Regardless, in White's eyes, the need for a place of one's own, a safe space, is clear, whatever it takes. It's an obvious tragedy for any one person, or Facebook group of 3,000 people, to view their world as decidedly unlivable. From a certain vantage, an idealistic commune could be considered nothing more than a feminist ghetto, where the marginalized are further marginalized, forced to a world divorced from the "real" one. Forty-six years after Cell 16's inception, Dunbar-Ortiz tells me that her original theory on communes as a means of liberation was "misguided." As a historian, she now sees the symbol of a commune as the mark of a political movement's devolvement; the equivalent of hands thrown up in the air, of giving up. "It really took a lot out energy of the movement," she says. "The ones that went out to the communes didn't have any societal effect, in terms of making changes, or a political impact," she explains.

We are putting feminism into actual practice rather than just discussing things.

"But it can develop into a nice lifestyle," she adds. "In that way, it's kind of elitist."

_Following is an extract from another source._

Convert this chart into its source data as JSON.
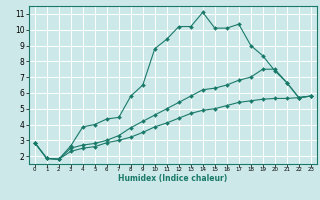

For the typical, middle-class white women who chose life on womyn's lands in the 70s, the privilege inherent in opting out of the system holds true. It's also apparent that the intentional community demographic of today lingers around college-educated anarchists for whom poverty is a choice. Still, for those who can choose, opting for communal life is understandable. When you've been barred from obtaining one—or when one has been ripped from you, in White's case—sometimes a "nice lifestyle" is really all you're after. Even if Herland never realizes itself in the jungle, their sprawling Facebook group is almost a commune of its own. Next to the various polls trying to gauge what diet the community should follow or what types of living structures they should build are women—trans women included—telling their stories, getting support, sharing links and resources, and looking forward to the future.